Em relação à trama, personagens e enredo também tenho algumas críticas: os personagens me pareceram superficiais demais. Diogo é o cara perfeito que em poucas palavras curou-se completamente de seus medos e traumas e está sempre disposto a ajudar os outros e fazer juras e juras de amor incansáveis e em formas de poema. Mas não há nada de humano nele, nada que me toque ou faça eu me apaixonar pelo personagem. Sua vida gira em torno de Emília, e é isso. Inclusive, acho que ele se mete bastante em coisas que não tem conhecimento, como na vez em que fez um dos garotos da clínica, Cauê, que sofreu abusos sexuais e tem um passado sombrio, espancá-lo porque segundo ele, aquilo faria com melhorasse. Com base no que ele diz isso? Como ele sabe? Nunca fez psicologia. Nunca se especializou na área. Apenas viveu e superou seu próprio passado que é completamente diferente do dos outros.
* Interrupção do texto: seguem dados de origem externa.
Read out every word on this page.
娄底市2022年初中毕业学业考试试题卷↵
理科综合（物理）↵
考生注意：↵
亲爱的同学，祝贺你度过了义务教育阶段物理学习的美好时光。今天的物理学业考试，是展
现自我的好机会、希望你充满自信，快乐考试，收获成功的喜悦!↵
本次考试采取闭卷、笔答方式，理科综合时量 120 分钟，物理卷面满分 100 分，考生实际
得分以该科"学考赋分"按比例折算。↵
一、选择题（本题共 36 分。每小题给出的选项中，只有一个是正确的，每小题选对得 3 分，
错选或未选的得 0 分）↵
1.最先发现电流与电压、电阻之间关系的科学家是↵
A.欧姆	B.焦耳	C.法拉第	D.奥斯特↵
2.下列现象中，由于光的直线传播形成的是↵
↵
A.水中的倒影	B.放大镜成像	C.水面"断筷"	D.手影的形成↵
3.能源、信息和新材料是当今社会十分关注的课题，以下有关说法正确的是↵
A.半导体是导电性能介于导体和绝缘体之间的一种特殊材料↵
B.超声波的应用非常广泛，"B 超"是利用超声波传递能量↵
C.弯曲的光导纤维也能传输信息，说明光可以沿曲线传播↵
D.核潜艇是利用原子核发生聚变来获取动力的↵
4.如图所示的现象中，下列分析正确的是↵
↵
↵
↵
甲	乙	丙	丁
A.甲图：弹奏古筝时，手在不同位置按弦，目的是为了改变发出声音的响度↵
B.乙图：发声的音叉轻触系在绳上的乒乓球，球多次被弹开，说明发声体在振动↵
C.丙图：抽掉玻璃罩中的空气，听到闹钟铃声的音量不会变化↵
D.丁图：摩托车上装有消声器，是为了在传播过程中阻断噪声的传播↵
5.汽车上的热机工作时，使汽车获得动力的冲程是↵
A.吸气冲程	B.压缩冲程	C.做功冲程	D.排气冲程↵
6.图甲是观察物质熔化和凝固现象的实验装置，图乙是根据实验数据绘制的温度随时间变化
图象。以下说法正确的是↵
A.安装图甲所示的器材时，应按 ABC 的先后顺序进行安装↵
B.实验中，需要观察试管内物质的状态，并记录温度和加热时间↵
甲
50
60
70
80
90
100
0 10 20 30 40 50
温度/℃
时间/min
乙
O mesmo vale para quando, quase no final, ele abandona Emília porque acha que ela precisa superar o restante de  seus medos sozinha e que só poderá voltar a vê-lo quando tiver melhor e sem medos, mais segura de si e recuperada completamente. Quando que na vida real isso não seria um novo baque e um novo motivo de desânimo e depressão pra alguém que está se recuperando? A moça ainda estava mal, ainda vivia na clínica, convivia com o amor da sua vida 24 horas por dia, dormia no mesmo quarto que ele, dividia tudo com ele e aí do nada o cara some e ela fica bem? Não sente sua falta? Ou fica triste e depressiva? Também vale a ressalva de que em muitos momentos senti que se formava um relacionamento abusivo entre os dois personagens. Ambos eram muito dependentes um do outro e nada existia além do amor e do romance entre eles. E sabemos que estruturar uma nova vida tendo como base um relacionamento tem altas chances de dar problema, né?

Fora tudo isso, o livro tem seus pontos fortes: a diagramação e a edição da editora Valentina está lindíssima! A capa é maravilhosa e a narrativa conta com diversos poemas e frases de amor, escritos pelos próprios personagens, a leitura é leve e rápida e para quem gosta de  muito drama, declarações de amor e superação o livro é ótimo! Também trago como positivo o trabalho da autora na forma de abordar a depressão da Emília e a sua deficiência, assim como fazer os personagens conversarem sobre diferenças entre Brasil e Portugal e de forma despretensiosa trazer informação e conhecimento aos leitores. Se você gosta de romance, drama, e uma história pra ler e esquecer da vida, sem muitas decepções e tristezas, vai gostar de “Corações Quebrados”!